Signoret died at her country home in Normandy, her daughter Catherine Allegret said. “She fought right to the end,” Allegret said. “She died as she lived, with courage.”
Signoret had been married since 1950 to French singer and actor Yves Montand, who was shooting a film in southern France and flew home immediately on learning of her death.
She was as well known for her left-wing politics and, in later years, for her writing as for her movie career.
Rejected Trappings of Stardom
Signoret rejected the trappings of movie stardom throughout her career. She made no effort to preserve an image of youth as she grew older, but let the wrinkles come and her waistline expand.
“I got old the way women who aren’t actresses grow old,” she once said.
Simone-Henriette-Charlotte Kaminker was born in Wiesbaden, Germany, on March 25, 1921, to Andre and Georgette Kaminker. Her father was an army officer and linguist, and Simone and her two brothers grew up in an intellectual atmosphere. The family later moved to Paris.
The Nazi invasion of France brought great changes to the Kaminker household. Her father, who was part-Jewish, joined the resistance with Gen. Charles de Gaulle.

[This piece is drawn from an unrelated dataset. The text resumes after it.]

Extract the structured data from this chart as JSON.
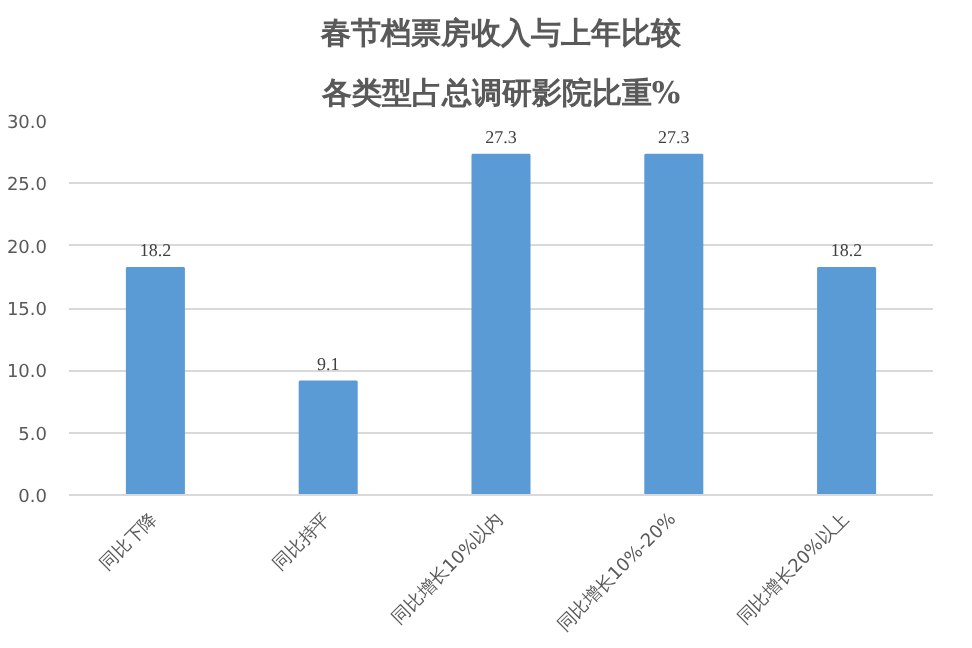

Simone stayed behind in Paris, teaching English and Latin and working as a typist for the newspaper Le Nouveau Temps, and gradually moved onto the stage.
Major Recognition in 1947
She received her first major recognition as an actress in 1947 in Jacques Feyder’s film “Macadam.”
The same year, she married film director Yves Allegret, who had guided her in her early work. They had one daughter, Catherine, and were divorced in 1950.

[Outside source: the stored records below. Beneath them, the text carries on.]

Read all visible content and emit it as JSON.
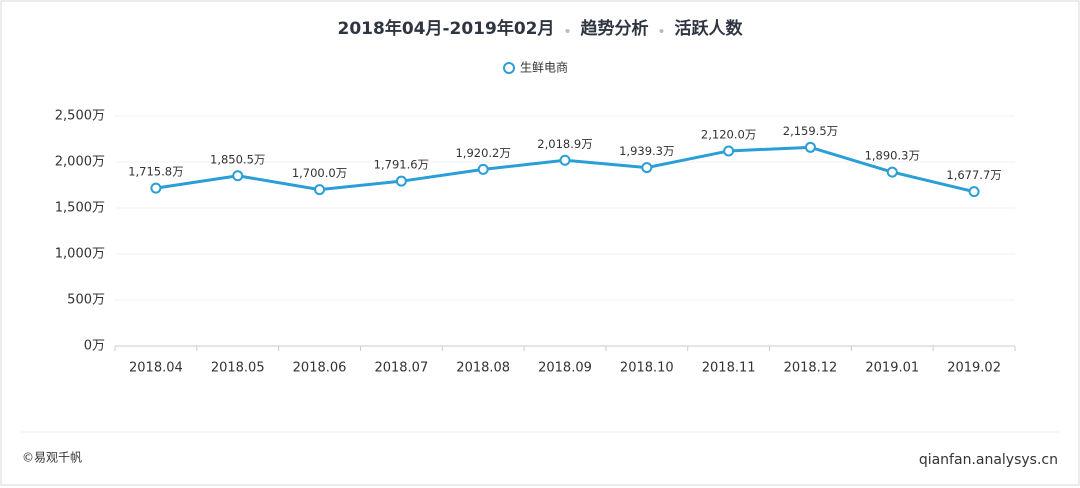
{
  "chart_data": {
    "type": "line",
    "title": [
      "2018年04月-2019年02月",
      "趋势分析",
      "活跃人数"
    ],
    "categories": [
      "2018.04",
      "2018.05",
      "2018.06",
      "2018.07",
      "2018.08",
      "2018.09",
      "2018.10",
      "2018.11",
      "2018.12",
      "2019.01",
      "2019.02"
    ],
    "series": [
      {
        "name": "生鲜电商",
        "color": "#2a9ed6",
        "values": [
          1715.8,
          1850.5,
          1700.0,
          1791.6,
          1920.2,
          2018.9,
          1939.3,
          2120.0,
          2159.5,
          1890.3,
          1677.7
        ],
        "value_labels": [
          "1,715.8万",
          "1,850.5万",
          "1,700.0万",
          "1,791.6万",
          "1,920.2万",
          "2,018.9万",
          "1,939.3万",
          "2,120.0万",
          "2,159.5万",
          "1,890.3万",
          "1,677.7万"
        ]
      }
    ],
    "ylim": [
      0,
      2500
    ],
    "yticks": [
      {
        "value": 0,
        "label": "0万"
      },
      {
        "value": 500,
        "label": "500万"
      },
      {
        "value": 1000,
        "label": "1,000万"
      },
      {
        "value": 1500,
        "label": "1,500万"
      },
      {
        "value": 2000,
        "label": "2,000万"
      },
      {
        "value": 2500,
        "label": "2,500万"
      }
    ],
    "grid": true,
    "legend": "top",
    "source": "©易观千帆",
    "website": "qianfan.analysys.cn"
  }
}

In 1952, Signoret received major French film awards for her portrayal of a streetwalker in “La Ronde.” The picture received considerable publicity in the United States, where it was banned in New York state as immoral before the Supreme Court ruled against censorship in 1954.

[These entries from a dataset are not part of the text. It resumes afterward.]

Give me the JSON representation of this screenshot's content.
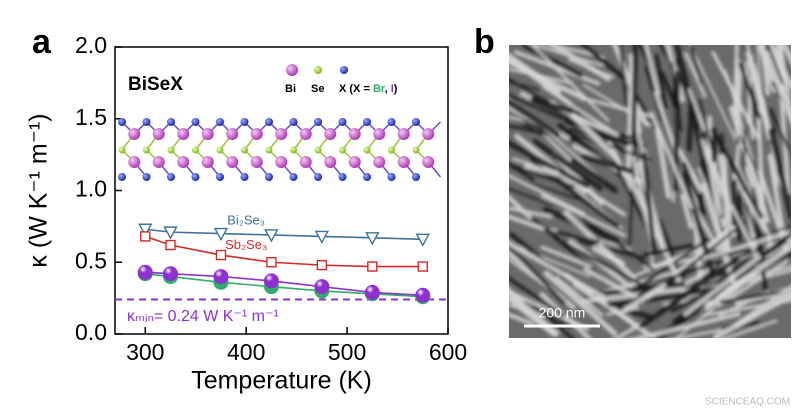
{
  "panel_labels": [
    "a",
    "b"
  ],
  "chart_data": {
    "type": "line",
    "xlabel": "Temperature (K)",
    "ylabel": "κ (W K⁻¹ m⁻¹)",
    "xlim": [
      270,
      600
    ],
    "xticks": [
      300,
      400,
      500,
      600
    ],
    "ylim": [
      0,
      2
    ],
    "yticks": [
      {
        "value": 0,
        "label": "0.0"
      },
      0.5,
      {
        "value": 1,
        "label": "1.0"
      },
      1.5,
      {
        "value": 2,
        "label": "2.0"
      }
    ],
    "x": [
      300,
      325,
      375,
      425,
      475,
      525,
      575
    ],
    "series": [
      {
        "name": "Bi₂Se₃",
        "color": "#3f7297",
        "marker": "triangle-down",
        "values": [
          0.73,
          0.71,
          0.7,
          0.69,
          0.68,
          0.67,
          0.66
        ]
      },
      {
        "name": "Sb₂Se₃",
        "color": "#d02a2a",
        "marker": "square",
        "values": [
          0.68,
          0.62,
          0.55,
          0.5,
          0.48,
          0.47,
          0.47
        ]
      },
      {
        "color": "#2fae6a",
        "marker": "sphere",
        "values": [
          0.42,
          0.4,
          0.36,
          0.33,
          0.3,
          0.28,
          0.26
        ]
      },
      {
        "color": "#8e2fd0",
        "marker": "sphere",
        "values": [
          0.43,
          0.42,
          0.4,
          0.37,
          0.33,
          0.29,
          0.27
        ]
      }
    ],
    "hline": 0.24,
    "hline_color": "#8e2fd0",
    "hline_label": "κₘᵢₙ= 0.24 W K⁻¹ m⁻¹",
    "inset_title": "BiSeX",
    "inset_legend": [
      "Bi",
      "Se",
      "X (X = ",
      "Br",
      ", ",
      "I",
      ")"
    ]
  },
  "image": {
    "scale_bar": "200 nm"
  },
  "watermark": "SCIENCEAQ.COM"
}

The British film “Room at the Top,” for which she won the 1960 Oscar for best actress, was the first of Signoret’s performances to win her enthusiastic acclaim in the United States.
Despite the rave reviews, she and Montand received a cool personal reception from an American public still in the throes of McCarthyism. Although the couple never joined the Communist Party, they were involved in leftist causes that made them suspicious political figures in the United States.
In 1977 Signoret published her first book, “Nostalgia Isn’t What It Used to Be,” followed in 1979 by “The Next Day She Was Smiling.”